Sat on the edge of Muswell Broadway is a little hair salon that hasn’t changed much since it opened in the 1950s. It’s mid-century mosaic tiled frontage is easy to miss amongst the PVC facias of nearby shopfronts. But there it sits open for business, a little curious, a little puzzling, a little magical. Those who notice Broadway Hair Stylist, peer in through the window and see that under the clutter of haircutting tools and odds and ends, there are perfectly formed formica-esk shop fittings, 50’s chairs and mid-century lampshades.

In a world where most high street businesses struggle to survive, I’ve often wondered what the story is behind this place. There are books and websites about London’s lost 50’s and 60’s classic cafes and bars, those of us who appreciate these kinds of nuggets of history leaf through the pages and mourn their demise. But here we have something just as iconic, still there, still functioning, still perfectly intact.

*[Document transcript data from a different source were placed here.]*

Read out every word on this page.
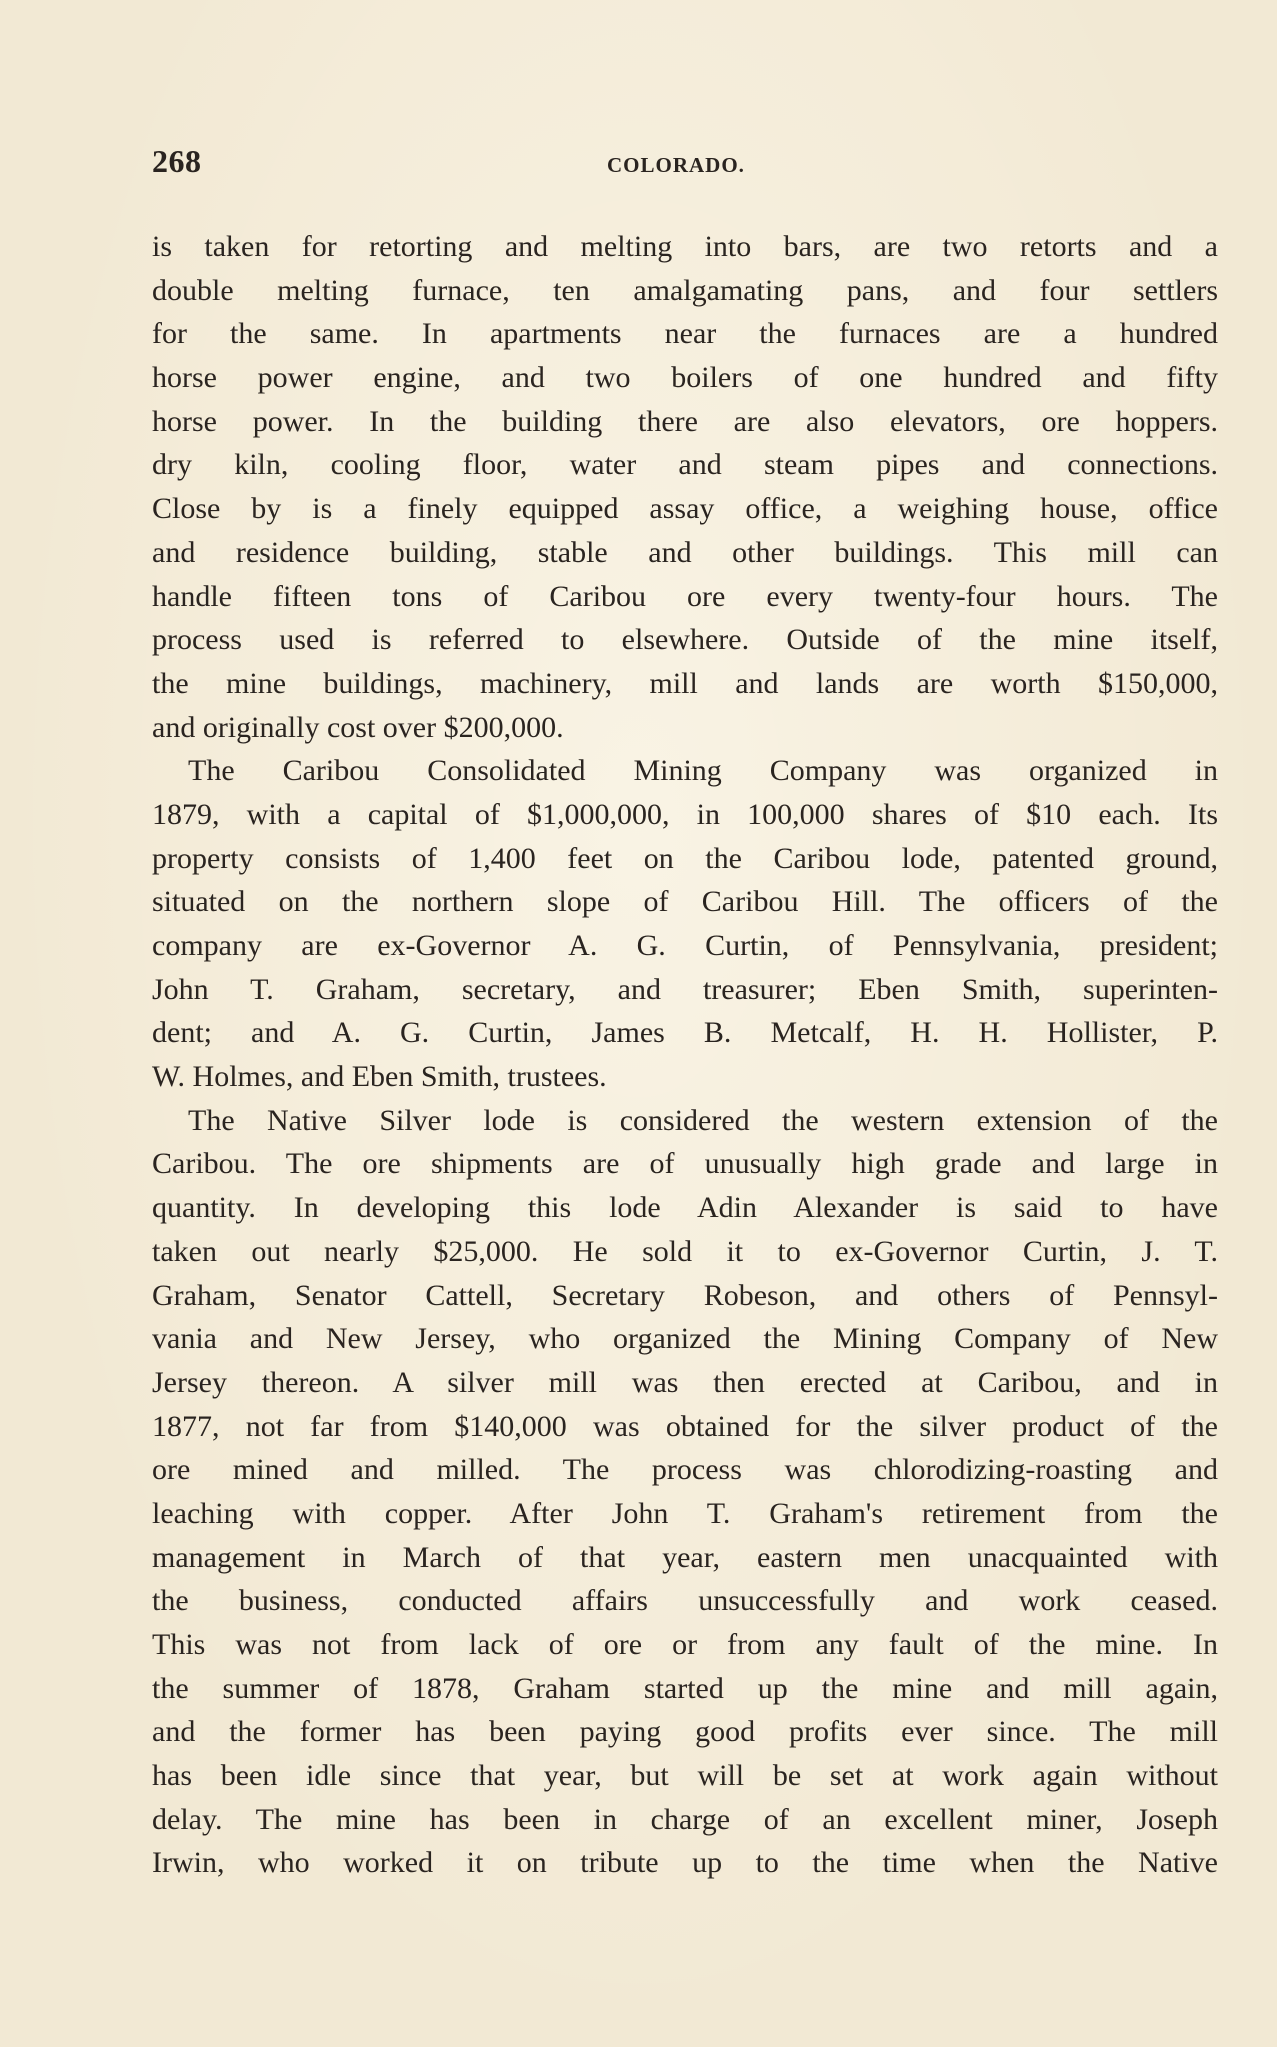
268	COLORADO.
is taken for retorting and melting into bars, are two retorts and a
double melting furnace, ten amalgamating pans, and four settlers
for the same. In apartments near the furnaces are a hundred
horse power engine, and two boilers of one hundred and fifty
horse power. In the building there are also elevators, ore hoppers.
dry kiln, cooling floor, water and steam pipes and connections.
Close by is a finely equipped assay office, a weighing house, office
and residence building, stable and other buildings. This mill can
handle fifteen tons of Caribou ore every twenty-four hours. The
process used is referred to elsewhere. Outside of the mine itself,
the mine buildings, machinery, mill and lands are worth $150,000,
and originally cost over $200,000.
The Caribou Consolidated Mining Company was organized in
1879, with a capital of $1,000,000, in 100,000 shares of $10 each. Its
property consists of 1,400 feet on the Caribou lode, patented ground,
situated on the northern slope of Caribou Hill. The officers of the
company are ex-Governor A. G. Curtin, of Pennsylvania, president;
John T. Graham, secretary, and treasurer; Eben Smith, superinten-
dent; and A. G. Curtin, James B. Metcalf, H. H. Hollister, P.
W. Holmes, and Eben Smith, trustees.
The Native Silver lode is considered the western extension of the
Caribou. The ore shipments are of unusually high grade and large in
quantity. In developing this lode Adin Alexander is said to have
taken out nearly $25,000. He sold it to ex-Governor Curtin, J. T.
Graham, Senator Cattell, Secretary Robeson, and others of Pennsyl-
vania and New Jersey, who organized the Mining Company of New
Jersey thereon. A silver mill was then erected at Caribou, and in
1877, not far from $140,000 was obtained for the silver product of the
ore mined and milled. The process was chlorodizing-roasting and
leaching with copper. After John T. Graham's retirement from the
management in March of that year, eastern men unacquainted with
the business, conducted affairs unsuccessfully and work ceased.
This was not from lack of ore or from any fault of the mine. In
the summer of 1878, Graham started up the mine and mill again,
and the former has been paying good profits ever since. The mill
has been idle since that year, but will be set at work again without
delay. The mine has been in charge of an excellent miner, Joseph
Irwin, who worked it on tribute up to the time when the Native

That is until this week, when the owner shuts shop for the last time and the place will be gutted and turned into a Turkish Barbers.

This news, though some what inevitable, is difficult to swallow. I wish I had known in advance, I could have tried (and probably failed) to crowd fund to save the place. I would love to have taken it on, kept it exactly as it was but used it as a vintage shop or a coffee bar or something. But alas, the ship has already sailed.

I decided to go the the salon and have a chat to the owner and ask if I could take some pictures. He generously agreed and we had a long chat. Mr Costa, who happens to also live next door to me in Muswelll Hill, started the business in the 1950’s. He told me that his daughters are retiring this year and he felt that if they were retiring it must be time for him to retire too. He talked about his family living nearby and his wife who he sadly lost to cancer in the 1980s. I really loved hearing his stories about Muswell Hill and his career in haircutting. He showed me a picture of himself as a young man when he first opened the shop, describing how hard he had to work and how determined he was to achieve his goals and provide for his family. In the early days working three jobs, including a 2 hour commute to cut hair at an army barracks.

At the back of the shop there was a ladies section, I’d never seen it before because the lights were usually off and it was hard to see through the window from outside. I asked if I could turn the lights on. At the flick of a switch appeared tongue and groove walls, pink vinyl chairs with hood dryers, 50’s sputnik stands full of perming rods next to cool black sinks and soap bottles.

It’s really upsetting that next week it’ll probably all be in a skip. I asked Mr Costa what would happen to the furniture and fittings, he wasn’t sure. I gave him my number and said I would love to buy some of the fittings if he didn’t want them, but he didn’t seem sure and I didn’t want to make him feel like I was trying to scam him out of anything. I just want the stuff to be saved and not put in a skip. At least I got to take some photos of this amazing place before it’s gone for good.